Measuring, Selection and Placement Center
- Established: 1973
- Founder: Law enacted by Grand National Assembly
- Focus: Student and civil servant selection
- Location: Bilkent, Ankara, Turkey;
- Owner: Turkey
- Website: www.osym.gov.tr
- Formerly called: Öğrenci Seçme ve Yerleştirme Merkezi

= Measuring, Selection and Placement Center =

Turkish government body

The Measuring, Selection and Placement Center (Ölçme, Seçme ve Yerleştirme Merkezi, ÖSYM) is the body responsible for organizing the national level university entrance examination Student Selection and Placement System, and several other large scale examinations in Turkey.
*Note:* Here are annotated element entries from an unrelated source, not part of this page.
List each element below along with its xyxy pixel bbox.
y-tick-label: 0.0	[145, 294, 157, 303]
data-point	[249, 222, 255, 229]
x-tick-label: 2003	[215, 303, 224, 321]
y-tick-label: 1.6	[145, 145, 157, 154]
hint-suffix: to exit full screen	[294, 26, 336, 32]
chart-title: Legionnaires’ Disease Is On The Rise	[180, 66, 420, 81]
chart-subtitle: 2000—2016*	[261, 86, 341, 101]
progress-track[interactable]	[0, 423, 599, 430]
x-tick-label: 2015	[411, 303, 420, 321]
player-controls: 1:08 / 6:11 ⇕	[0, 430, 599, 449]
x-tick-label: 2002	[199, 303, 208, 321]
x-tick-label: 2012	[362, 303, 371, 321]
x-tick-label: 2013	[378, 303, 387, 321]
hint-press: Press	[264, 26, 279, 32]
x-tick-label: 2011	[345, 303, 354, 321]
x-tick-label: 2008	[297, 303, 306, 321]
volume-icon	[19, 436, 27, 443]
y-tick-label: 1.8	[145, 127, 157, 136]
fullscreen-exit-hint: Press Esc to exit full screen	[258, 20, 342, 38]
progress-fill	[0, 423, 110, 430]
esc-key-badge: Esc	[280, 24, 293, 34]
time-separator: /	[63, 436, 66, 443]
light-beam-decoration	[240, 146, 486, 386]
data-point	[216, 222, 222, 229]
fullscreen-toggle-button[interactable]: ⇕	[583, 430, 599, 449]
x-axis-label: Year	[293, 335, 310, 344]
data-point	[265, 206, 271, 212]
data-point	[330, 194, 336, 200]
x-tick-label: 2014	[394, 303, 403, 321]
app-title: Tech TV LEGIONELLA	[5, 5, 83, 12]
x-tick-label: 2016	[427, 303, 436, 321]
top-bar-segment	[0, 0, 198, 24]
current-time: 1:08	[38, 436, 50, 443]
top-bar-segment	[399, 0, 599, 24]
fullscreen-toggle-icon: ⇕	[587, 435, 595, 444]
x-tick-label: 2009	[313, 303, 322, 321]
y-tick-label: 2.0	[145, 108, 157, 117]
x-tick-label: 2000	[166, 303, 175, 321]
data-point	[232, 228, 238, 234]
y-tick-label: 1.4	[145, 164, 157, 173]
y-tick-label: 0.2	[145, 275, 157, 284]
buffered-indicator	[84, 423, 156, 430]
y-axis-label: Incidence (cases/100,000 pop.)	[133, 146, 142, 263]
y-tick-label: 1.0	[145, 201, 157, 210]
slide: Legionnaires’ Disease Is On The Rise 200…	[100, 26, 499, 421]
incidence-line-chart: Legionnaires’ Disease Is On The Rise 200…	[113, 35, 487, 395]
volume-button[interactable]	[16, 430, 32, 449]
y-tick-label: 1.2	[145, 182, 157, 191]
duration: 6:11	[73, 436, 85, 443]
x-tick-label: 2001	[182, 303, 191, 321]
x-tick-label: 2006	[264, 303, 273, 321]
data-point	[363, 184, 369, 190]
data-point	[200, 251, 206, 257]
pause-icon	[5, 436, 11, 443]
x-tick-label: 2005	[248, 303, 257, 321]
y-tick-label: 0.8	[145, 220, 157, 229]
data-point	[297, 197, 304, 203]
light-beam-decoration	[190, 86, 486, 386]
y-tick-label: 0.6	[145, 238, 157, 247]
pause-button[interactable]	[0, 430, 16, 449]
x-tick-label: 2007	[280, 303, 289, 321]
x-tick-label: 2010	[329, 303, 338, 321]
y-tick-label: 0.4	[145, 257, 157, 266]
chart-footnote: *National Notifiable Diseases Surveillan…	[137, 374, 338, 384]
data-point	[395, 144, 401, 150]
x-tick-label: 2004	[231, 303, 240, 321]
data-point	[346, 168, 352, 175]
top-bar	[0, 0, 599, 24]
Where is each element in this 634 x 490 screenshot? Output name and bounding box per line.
It was founded in 1974 and its headquarters is in Ankara.

ÖSYM also operates the world's one and only government-operated dedicated large scale (5600 people at a time) computer-based test center.
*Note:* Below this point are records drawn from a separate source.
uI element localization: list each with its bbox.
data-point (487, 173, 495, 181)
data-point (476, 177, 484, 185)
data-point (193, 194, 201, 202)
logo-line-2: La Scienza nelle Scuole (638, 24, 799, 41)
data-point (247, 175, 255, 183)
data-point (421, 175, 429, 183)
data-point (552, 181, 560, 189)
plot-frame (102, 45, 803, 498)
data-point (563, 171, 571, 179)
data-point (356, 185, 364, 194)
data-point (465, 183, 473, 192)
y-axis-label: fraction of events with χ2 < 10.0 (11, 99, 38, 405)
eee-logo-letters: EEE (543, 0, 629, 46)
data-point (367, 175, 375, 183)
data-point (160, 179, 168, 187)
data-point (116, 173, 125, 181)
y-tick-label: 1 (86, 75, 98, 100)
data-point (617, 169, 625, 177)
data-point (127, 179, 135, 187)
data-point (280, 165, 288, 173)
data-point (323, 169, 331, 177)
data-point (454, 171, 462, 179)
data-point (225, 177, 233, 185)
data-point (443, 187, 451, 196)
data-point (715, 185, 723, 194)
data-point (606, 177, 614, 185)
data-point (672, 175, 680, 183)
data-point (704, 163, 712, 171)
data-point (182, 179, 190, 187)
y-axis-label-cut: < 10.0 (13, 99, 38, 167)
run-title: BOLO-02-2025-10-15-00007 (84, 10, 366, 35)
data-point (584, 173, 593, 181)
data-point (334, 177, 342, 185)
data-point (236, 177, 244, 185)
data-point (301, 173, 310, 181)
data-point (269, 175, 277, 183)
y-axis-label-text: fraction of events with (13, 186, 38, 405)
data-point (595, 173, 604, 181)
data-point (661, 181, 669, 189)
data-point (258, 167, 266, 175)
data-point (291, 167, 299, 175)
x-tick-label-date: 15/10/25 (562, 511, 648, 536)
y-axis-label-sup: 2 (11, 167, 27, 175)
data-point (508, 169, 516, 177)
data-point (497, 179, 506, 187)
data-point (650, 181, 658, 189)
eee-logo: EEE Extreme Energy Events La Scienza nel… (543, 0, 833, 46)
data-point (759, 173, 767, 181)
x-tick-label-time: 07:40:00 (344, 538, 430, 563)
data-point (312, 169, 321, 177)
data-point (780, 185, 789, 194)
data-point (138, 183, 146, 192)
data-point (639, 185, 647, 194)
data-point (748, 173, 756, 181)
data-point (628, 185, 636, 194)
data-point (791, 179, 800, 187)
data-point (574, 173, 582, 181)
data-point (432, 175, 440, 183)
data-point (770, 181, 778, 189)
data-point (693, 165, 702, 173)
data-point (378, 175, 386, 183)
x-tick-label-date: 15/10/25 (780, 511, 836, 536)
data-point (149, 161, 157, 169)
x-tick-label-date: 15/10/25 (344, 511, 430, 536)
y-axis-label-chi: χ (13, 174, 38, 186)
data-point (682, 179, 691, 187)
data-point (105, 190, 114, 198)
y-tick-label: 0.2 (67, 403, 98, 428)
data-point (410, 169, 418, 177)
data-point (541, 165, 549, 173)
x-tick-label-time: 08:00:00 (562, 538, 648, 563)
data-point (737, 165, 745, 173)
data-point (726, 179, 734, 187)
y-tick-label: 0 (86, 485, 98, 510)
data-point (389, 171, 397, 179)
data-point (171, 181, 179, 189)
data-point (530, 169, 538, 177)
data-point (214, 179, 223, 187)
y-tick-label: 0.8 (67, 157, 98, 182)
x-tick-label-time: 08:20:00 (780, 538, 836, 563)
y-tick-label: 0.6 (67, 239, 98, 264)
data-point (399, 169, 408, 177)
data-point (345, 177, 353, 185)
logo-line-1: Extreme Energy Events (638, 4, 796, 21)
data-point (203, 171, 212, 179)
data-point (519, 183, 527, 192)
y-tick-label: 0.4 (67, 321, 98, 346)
==Foreign language exams==

- Foreign Language Exam (Yabancı Dil Sınavı, YDS), there are also:
- YÖKDİL, a test in a similar format to YDS, but limited to Turkish universities in validity
- YKS-YDT, the foreign language part of the Student Selection and Placement System
- a section of the teacher's exam (ÖABT) for foreign language teachers.